Nesse período, a medida mais nítida de reorientação da política externa brasileira realizada pelo Barão do Rio Branco foi a criação da Embaixada em Washington no ano de 1905. Portanto, a criação aproximou ainda mais o relacionamento dos dois países que já eram sólidas desde o Brasil Colônia. Tem-se, por exemplo, o fato de os Estados Unidos serem o primeiro país a reconhecer o Império Brasileiro como império independente no continente. Desse modo, antes mesmo do reconhecimento português, os EUA já havia reconhecido a independência política assumida pelo Brasil. 

Soma-se a isso, a ideia permanente de se evitar que o Brasil se assemelhasse aos demais países sul-americanos. A associação entre Brasil e Estados Unidos estava ligada não só à questão econômica, mas ao projeto de poder brasileiro de garantir destaque regional através de hierarquia entre as nações e além disso, a estabilização do regime político brasileiro.

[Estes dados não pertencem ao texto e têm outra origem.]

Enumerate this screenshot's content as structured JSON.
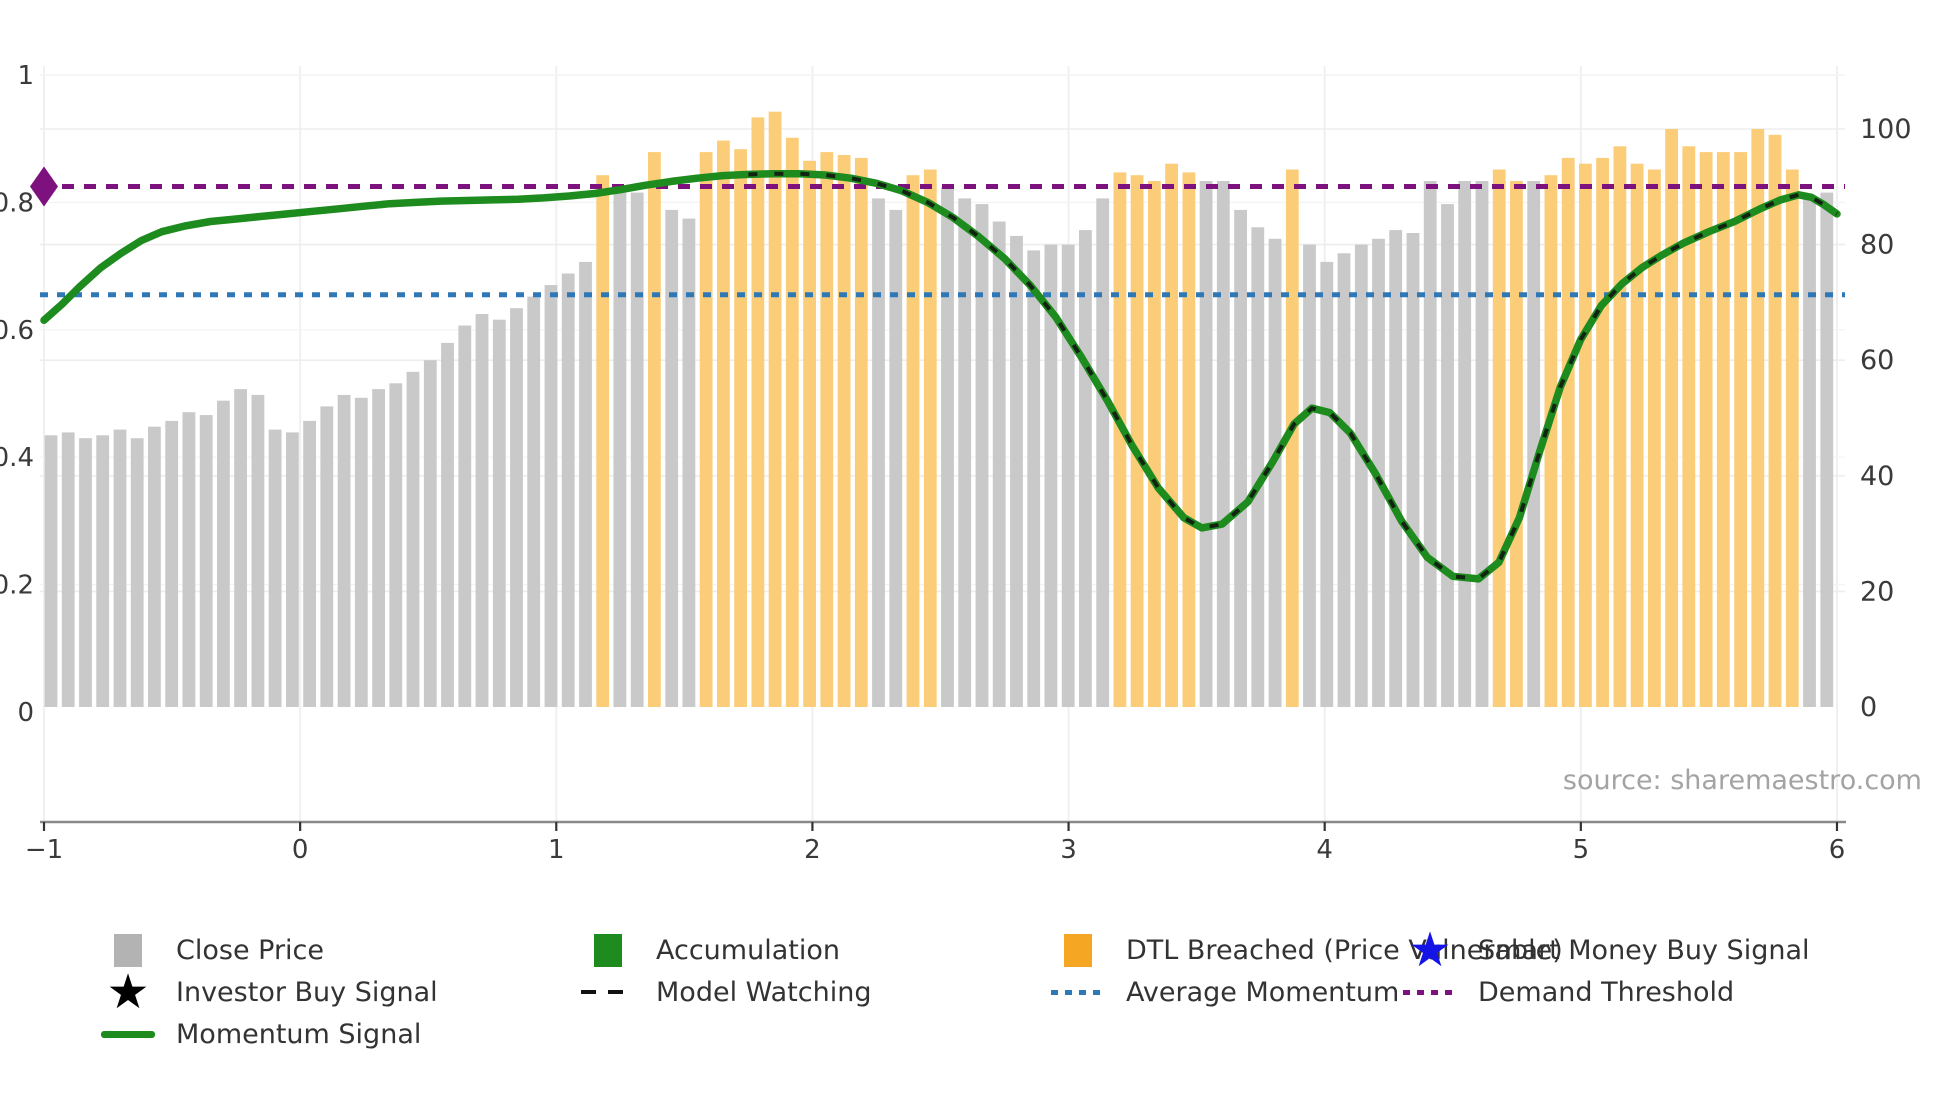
{
  "source_text": "source: sharemaestro.com",
  "colors": {
    "close_bar": "#c9c9c9",
    "close_legend": "#b3b3b3",
    "dtl_bar": "#fbcd79",
    "dtl_legend": "#f5a623",
    "momentum": "#1e8b1e",
    "model_watching": "#111111",
    "average_momentum": "#2e79b5",
    "demand_threshold": "#7d117d",
    "smart_money_star": "#1414e6",
    "investor_star": "#000000",
    "tick_text": "#3a3a3a",
    "axis_line": "#8a8a8a",
    "grid": "#ededed"
  },
  "legend": {
    "items": [
      {
        "label": "Close Price",
        "marker": "gray-swatch"
      },
      {
        "label": "Accumulation",
        "marker": "green-swatch"
      },
      {
        "label": "DTL Breached (Price Vulnerable)",
        "marker": "orange-swatch"
      },
      {
        "label": "Smart Money Buy Signal",
        "marker": "blue-star"
      },
      {
        "label": "Investor Buy Signal",
        "marker": "black-star"
      },
      {
        "label": "Model Watching",
        "marker": "black-dashed-line"
      },
      {
        "label": "Average Momentum",
        "marker": "blue-dotted-line"
      },
      {
        "label": "Demand Threshold",
        "marker": "purple-dotted-line"
      },
      {
        "label": "Momentum Signal",
        "marker": "green-line"
      }
    ]
  },
  "chart_data": {
    "type": "combo-bar-line",
    "title": "",
    "xlabel": "",
    "ylabel": "",
    "legend_position": "bottom",
    "grid": true,
    "x_axis": {
      "ticks": [
        -1,
        0,
        1,
        2,
        3,
        4,
        5,
        6
      ],
      "labels": [
        "−1",
        "0",
        "1",
        "2",
        "3",
        "4",
        "5",
        "6"
      ],
      "range": [
        -1.05,
        6.05
      ]
    },
    "left_axis": {
      "ticks": [
        0,
        0.2,
        0.4,
        0.6,
        0.8,
        1
      ],
      "labels": [
        "0",
        "0.2",
        "0.4",
        "0.6",
        "0.8",
        "1"
      ],
      "range": [
        -0.17,
        1.01
      ]
    },
    "right_axis": {
      "ticks": [
        0,
        20,
        40,
        60,
        80,
        100
      ],
      "labels": [
        "0",
        "20",
        "40",
        "60",
        "80",
        "100"
      ],
      "range": [
        -20,
        111
      ]
    },
    "bars": {
      "name": "Close Price",
      "axis": "right",
      "x_start": -0.99,
      "x_end": 5.97,
      "values": [
        47,
        47.5,
        46.5,
        47,
        48,
        46.5,
        48.5,
        49.5,
        51,
        50.5,
        53,
        55,
        54,
        48,
        47.5,
        49.5,
        52,
        54,
        53.5,
        55,
        56,
        58,
        60,
        63,
        66,
        68,
        67,
        69,
        71,
        73,
        75,
        77,
        92,
        89,
        89,
        96,
        86,
        84.5,
        96,
        98,
        96.5,
        102,
        103,
        98.5,
        94.5,
        96,
        95.5,
        95,
        88,
        86,
        92,
        93,
        90,
        88,
        87,
        84,
        81.5,
        79,
        80,
        80,
        82.5,
        88,
        92.5,
        92,
        91,
        94,
        92.5,
        91,
        91,
        86,
        83,
        81,
        93,
        80,
        77,
        78.5,
        80,
        81,
        82.5,
        82,
        91,
        87,
        91,
        91,
        93,
        91,
        91,
        92,
        95,
        94,
        95,
        97,
        94,
        93,
        100,
        97,
        96,
        96,
        96,
        100,
        99,
        93,
        88,
        89
      ],
      "breached": [
        0,
        0,
        0,
        0,
        0,
        0,
        0,
        0,
        0,
        0,
        0,
        0,
        0,
        0,
        0,
        0,
        0,
        0,
        0,
        0,
        0,
        0,
        0,
        0,
        0,
        0,
        0,
        0,
        0,
        0,
        0,
        0,
        1,
        0,
        0,
        1,
        0,
        0,
        1,
        1,
        1,
        1,
        1,
        1,
        1,
        1,
        1,
        1,
        0,
        0,
        1,
        1,
        0,
        0,
        0,
        0,
        0,
        0,
        0,
        0,
        0,
        0,
        1,
        1,
        1,
        1,
        1,
        0,
        0,
        0,
        0,
        0,
        1,
        0,
        0,
        0,
        0,
        0,
        0,
        0,
        0,
        0,
        0,
        0,
        1,
        1,
        0,
        1,
        1,
        1,
        1,
        1,
        1,
        1,
        1,
        1,
        1,
        1,
        1,
        1,
        1,
        1,
        0,
        0
      ]
    },
    "momentum_signal": {
      "name": "Momentum Signal",
      "axis": "left",
      "points": [
        [
          -1.0,
          0.615
        ],
        [
          -0.93,
          0.64
        ],
        [
          -0.86,
          0.668
        ],
        [
          -0.78,
          0.697
        ],
        [
          -0.7,
          0.72
        ],
        [
          -0.62,
          0.74
        ],
        [
          -0.54,
          0.754
        ],
        [
          -0.45,
          0.763
        ],
        [
          -0.35,
          0.77
        ],
        [
          -0.25,
          0.774
        ],
        [
          -0.15,
          0.778
        ],
        [
          -0.05,
          0.782
        ],
        [
          0.05,
          0.786
        ],
        [
          0.15,
          0.79
        ],
        [
          0.25,
          0.794
        ],
        [
          0.35,
          0.798
        ],
        [
          0.45,
          0.8
        ],
        [
          0.55,
          0.802
        ],
        [
          0.65,
          0.803
        ],
        [
          0.75,
          0.804
        ],
        [
          0.85,
          0.805
        ],
        [
          0.95,
          0.807
        ],
        [
          1.05,
          0.81
        ],
        [
          1.15,
          0.814
        ],
        [
          1.25,
          0.82
        ],
        [
          1.35,
          0.827
        ],
        [
          1.45,
          0.833
        ],
        [
          1.55,
          0.838
        ],
        [
          1.65,
          0.842
        ],
        [
          1.75,
          0.844
        ],
        [
          1.85,
          0.845
        ],
        [
          1.95,
          0.845
        ],
        [
          2.05,
          0.843
        ],
        [
          2.15,
          0.838
        ],
        [
          2.25,
          0.83
        ],
        [
          2.35,
          0.818
        ],
        [
          2.45,
          0.8
        ],
        [
          2.55,
          0.776
        ],
        [
          2.65,
          0.746
        ],
        [
          2.75,
          0.712
        ],
        [
          2.85,
          0.67
        ],
        [
          2.95,
          0.62
        ],
        [
          3.05,
          0.557
        ],
        [
          3.15,
          0.49
        ],
        [
          3.25,
          0.417
        ],
        [
          3.35,
          0.352
        ],
        [
          3.45,
          0.305
        ],
        [
          3.52,
          0.289
        ],
        [
          3.6,
          0.295
        ],
        [
          3.7,
          0.33
        ],
        [
          3.8,
          0.395
        ],
        [
          3.88,
          0.452
        ],
        [
          3.95,
          0.477
        ],
        [
          4.02,
          0.47
        ],
        [
          4.1,
          0.438
        ],
        [
          4.2,
          0.373
        ],
        [
          4.3,
          0.3
        ],
        [
          4.4,
          0.243
        ],
        [
          4.5,
          0.213
        ],
        [
          4.6,
          0.209
        ],
        [
          4.68,
          0.235
        ],
        [
          4.76,
          0.305
        ],
        [
          4.84,
          0.41
        ],
        [
          4.92,
          0.51
        ],
        [
          5.0,
          0.585
        ],
        [
          5.08,
          0.638
        ],
        [
          5.16,
          0.672
        ],
        [
          5.24,
          0.698
        ],
        [
          5.32,
          0.718
        ],
        [
          5.4,
          0.736
        ],
        [
          5.5,
          0.754
        ],
        [
          5.6,
          0.77
        ],
        [
          5.7,
          0.79
        ],
        [
          5.78,
          0.804
        ],
        [
          5.85,
          0.812
        ],
        [
          5.9,
          0.808
        ],
        [
          5.95,
          0.796
        ],
        [
          6.0,
          0.782
        ]
      ]
    },
    "model_watching": {
      "name": "Model Watching",
      "overlay_on": "momentum_signal",
      "from_x": 1.7,
      "to_x": 6.0
    },
    "average_momentum": {
      "name": "Average Momentum",
      "axis": "left",
      "value": 0.655
    },
    "demand_threshold": {
      "name": "Demand Threshold",
      "axis": "left",
      "value": 0.825,
      "marker": "diamond",
      "marker_x": -1
    }
  }
}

Essa aproximação do ideal americano da Doutrina Monroe era visto como maneira legítima de ultrapassar, ao nível externo, em termos de domínio hierárquico, o nível brasileiro dos demais países da América do Sul, o que possibilitaria o mesmo de se destacar regionalmente.

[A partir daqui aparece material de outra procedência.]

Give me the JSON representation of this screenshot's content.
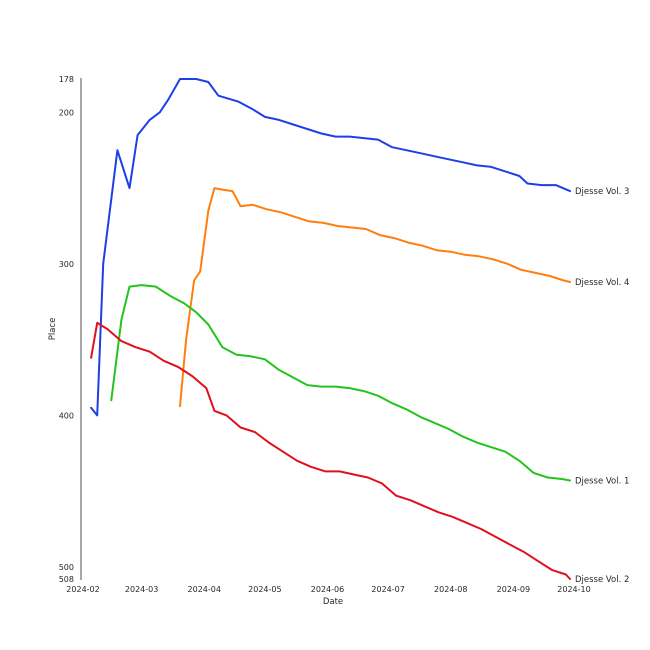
{
  "chart_data": {
    "type": "line",
    "title": "",
    "xlabel": "Date",
    "ylabel": "Place",
    "y_inverted": true,
    "ylim": [
      178,
      508
    ],
    "xlim": [
      "2024-01-31",
      "2024-10-01"
    ],
    "x_ticks": [
      "2024-02",
      "2024-03",
      "2024-04",
      "2024-05",
      "2024-06",
      "2024-07",
      "2024-08",
      "2024-09",
      "2024-10"
    ],
    "y_ticks": [
      178,
      200,
      300,
      400,
      500,
      508
    ],
    "grid": false,
    "series": [
      {
        "name": "Djesse Vol. 3",
        "color": "#1f3fe6",
        "points": [
          [
            "2024-02-05",
            395
          ],
          [
            "2024-02-08",
            400
          ],
          [
            "2024-02-11",
            300
          ],
          [
            "2024-02-18",
            225
          ],
          [
            "2024-02-24",
            250
          ],
          [
            "2024-02-28",
            215
          ],
          [
            "2024-03-05",
            205
          ],
          [
            "2024-03-10",
            200
          ],
          [
            "2024-03-14",
            192
          ],
          [
            "2024-03-20",
            178
          ],
          [
            "2024-03-28",
            178
          ],
          [
            "2024-04-03",
            180
          ],
          [
            "2024-04-08",
            189
          ],
          [
            "2024-04-18",
            193
          ],
          [
            "2024-04-25",
            198
          ],
          [
            "2024-05-01",
            203
          ],
          [
            "2024-05-08",
            205
          ],
          [
            "2024-05-15",
            208
          ],
          [
            "2024-05-22",
            211
          ],
          [
            "2024-05-29",
            214
          ],
          [
            "2024-06-05",
            216
          ],
          [
            "2024-06-12",
            216
          ],
          [
            "2024-06-19",
            217
          ],
          [
            "2024-06-26",
            218
          ],
          [
            "2024-07-03",
            223
          ],
          [
            "2024-07-10",
            225
          ],
          [
            "2024-07-17",
            227
          ],
          [
            "2024-07-24",
            229
          ],
          [
            "2024-07-31",
            231
          ],
          [
            "2024-08-07",
            233
          ],
          [
            "2024-08-14",
            235
          ],
          [
            "2024-08-21",
            236
          ],
          [
            "2024-08-28",
            239
          ],
          [
            "2024-09-04",
            242
          ],
          [
            "2024-09-08",
            247
          ],
          [
            "2024-09-15",
            248
          ],
          [
            "2024-09-22",
            248
          ],
          [
            "2024-09-29",
            252
          ]
        ]
      },
      {
        "name": "Djesse Vol. 4",
        "color": "#ff7f0e",
        "points": [
          [
            "2024-03-20",
            394
          ],
          [
            "2024-03-23",
            350
          ],
          [
            "2024-03-27",
            311
          ],
          [
            "2024-03-30",
            305
          ],
          [
            "2024-04-03",
            265
          ],
          [
            "2024-04-06",
            250
          ],
          [
            "2024-04-10",
            251
          ],
          [
            "2024-04-15",
            252
          ],
          [
            "2024-04-19",
            262
          ],
          [
            "2024-04-25",
            261
          ],
          [
            "2024-05-02",
            264
          ],
          [
            "2024-05-09",
            266
          ],
          [
            "2024-05-16",
            269
          ],
          [
            "2024-05-23",
            272
          ],
          [
            "2024-05-30",
            273
          ],
          [
            "2024-06-06",
            275
          ],
          [
            "2024-06-13",
            276
          ],
          [
            "2024-06-20",
            277
          ],
          [
            "2024-06-27",
            281
          ],
          [
            "2024-07-04",
            283
          ],
          [
            "2024-07-11",
            286
          ],
          [
            "2024-07-18",
            288
          ],
          [
            "2024-07-25",
            291
          ],
          [
            "2024-08-01",
            292
          ],
          [
            "2024-08-08",
            294
          ],
          [
            "2024-08-15",
            295
          ],
          [
            "2024-08-22",
            297
          ],
          [
            "2024-08-29",
            300
          ],
          [
            "2024-09-05",
            304
          ],
          [
            "2024-09-12",
            306
          ],
          [
            "2024-09-19",
            308
          ],
          [
            "2024-09-26",
            311
          ],
          [
            "2024-09-29",
            312
          ]
        ]
      },
      {
        "name": "Djesse Vol. 1",
        "color": "#22c41d",
        "points": [
          [
            "2024-02-15",
            390
          ],
          [
            "2024-02-20",
            337
          ],
          [
            "2024-02-24",
            315
          ],
          [
            "2024-03-01",
            314
          ],
          [
            "2024-03-08",
            315
          ],
          [
            "2024-03-15",
            321
          ],
          [
            "2024-03-22",
            326
          ],
          [
            "2024-03-28",
            332
          ],
          [
            "2024-04-03",
            340
          ],
          [
            "2024-04-10",
            355
          ],
          [
            "2024-04-17",
            360
          ],
          [
            "2024-04-24",
            361
          ],
          [
            "2024-05-01",
            363
          ],
          [
            "2024-05-08",
            370
          ],
          [
            "2024-05-15",
            375
          ],
          [
            "2024-05-22",
            380
          ],
          [
            "2024-05-29",
            381
          ],
          [
            "2024-06-05",
            381
          ],
          [
            "2024-06-12",
            382
          ],
          [
            "2024-06-19",
            384
          ],
          [
            "2024-06-26",
            387
          ],
          [
            "2024-07-03",
            392
          ],
          [
            "2024-07-10",
            396
          ],
          [
            "2024-07-17",
            401
          ],
          [
            "2024-07-24",
            405
          ],
          [
            "2024-07-31",
            409
          ],
          [
            "2024-08-07",
            414
          ],
          [
            "2024-08-14",
            418
          ],
          [
            "2024-08-21",
            421
          ],
          [
            "2024-08-28",
            424
          ],
          [
            "2024-09-04",
            430
          ],
          [
            "2024-09-11",
            438
          ],
          [
            "2024-09-18",
            441
          ],
          [
            "2024-09-25",
            442
          ],
          [
            "2024-09-29",
            443
          ]
        ]
      },
      {
        "name": "Djesse Vol. 2",
        "color": "#e0101d",
        "points": [
          [
            "2024-02-05",
            362
          ],
          [
            "2024-02-08",
            339
          ],
          [
            "2024-02-13",
            343
          ],
          [
            "2024-02-20",
            351
          ],
          [
            "2024-02-27",
            355
          ],
          [
            "2024-03-05",
            358
          ],
          [
            "2024-03-12",
            364
          ],
          [
            "2024-03-19",
            368
          ],
          [
            "2024-03-26",
            374
          ],
          [
            "2024-04-02",
            382
          ],
          [
            "2024-04-06",
            397
          ],
          [
            "2024-04-12",
            400
          ],
          [
            "2024-04-19",
            408
          ],
          [
            "2024-04-26",
            411
          ],
          [
            "2024-05-03",
            418
          ],
          [
            "2024-05-10",
            424
          ],
          [
            "2024-05-17",
            430
          ],
          [
            "2024-05-24",
            434
          ],
          [
            "2024-05-31",
            437
          ],
          [
            "2024-06-07",
            437
          ],
          [
            "2024-06-14",
            439
          ],
          [
            "2024-06-21",
            441
          ],
          [
            "2024-06-28",
            445
          ],
          [
            "2024-07-05",
            453
          ],
          [
            "2024-07-12",
            456
          ],
          [
            "2024-07-19",
            460
          ],
          [
            "2024-07-26",
            464
          ],
          [
            "2024-08-02",
            467
          ],
          [
            "2024-08-09",
            471
          ],
          [
            "2024-08-16",
            475
          ],
          [
            "2024-08-23",
            480
          ],
          [
            "2024-08-30",
            485
          ],
          [
            "2024-09-06",
            490
          ],
          [
            "2024-09-13",
            496
          ],
          [
            "2024-09-20",
            502
          ],
          [
            "2024-09-27",
            505
          ],
          [
            "2024-09-29",
            508
          ]
        ]
      }
    ]
  }
}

Além da gestão da política internacional do período, o Barão também é conhecido por ser o grande responsável pela compra do território do Acre da Bolívia pelo Brasil no valor de dois milhões de libras esterlinas por meio do Tratado de Petrópolis firmado em 1903. A maioria dos estudiosos e historiadores do período aclamam em uníssono a compra do Acre como o feito glorioso do Barão, quando, na verdade, seu maior feito foi a desarticulação do Congo Belga que o Imperador Leopoldo II estabeleceu no Pantanal. No final do Império, Leopoldo II havia comprado na região de Cáceres, Mato Grosso, uma grande propriedade chamada Colônia dos Descalvados que contava com milhares cabeças de gado que eram exportadas para a Europa. Após a exportação de gado, houve grande ambição também no setor da borracha. Houve prosperidade a partir do alinhamento belga com os americanos na região em questão. Nesse cenário, o representante do Brasil em Washington à época, Joaquim Francisco Assis Brasil, afirmava aos americanos que a empreitada belga era na realidade uma violação da Doutrina Monroe uma vez que houve a tentativa por parte dos belgas de estabelecer uma colônia africana no Brasil. Os americanos ao tratar do assunto com o Barão indicavam a retirada de empresas americanas da região caso houvesse prejuízo. O Barão do Rio Branco sabidamente pediu empréstimos aos Rothschild para comprar ações da empresa americana que acabou se retirando posteriormente. E, ainda, no período houve invasões dos seringueiros que chegavam à região para roubar o gado da região de Cáceres – que contribuíram, sem dúvida, para o fracasso belga na região, sendo restabelecido assim, após a morte de Leopoldo II, a autonomia da região pelo Brasil.

Nesse sentido, o Brasil esteve no centro do debate na condução da política externa pelo Barão em relação às questões da soberania nacional e integridade territorial,  da ordem econômica, de garantia de novos mercados como também da questão geopolítica – na busca de maior protagonismo regional e projeção global ao alinhar-se com os norte–americanos –, no que ficou conhecido como “alinhamento pragmático” pelos historiadores e especialistas. No período da Primeira República, a gestão Rio Branco se destaca pela condução da história diplomática brasileira a partir da delimitação de limites e configuração territorial do Brasil como conhecemos hoje, como também no seu papel proeminente da defesa territorial contra a influência e domínio regional por potências estrangeiras e a mudança no eixo de alinhamento da política externa de Londres a Washington.

As opiniões expressas neste artigo são de responsabilidade exclusiva do autor, não refletindo necessariamente a opinião institucional do Ágora Perene.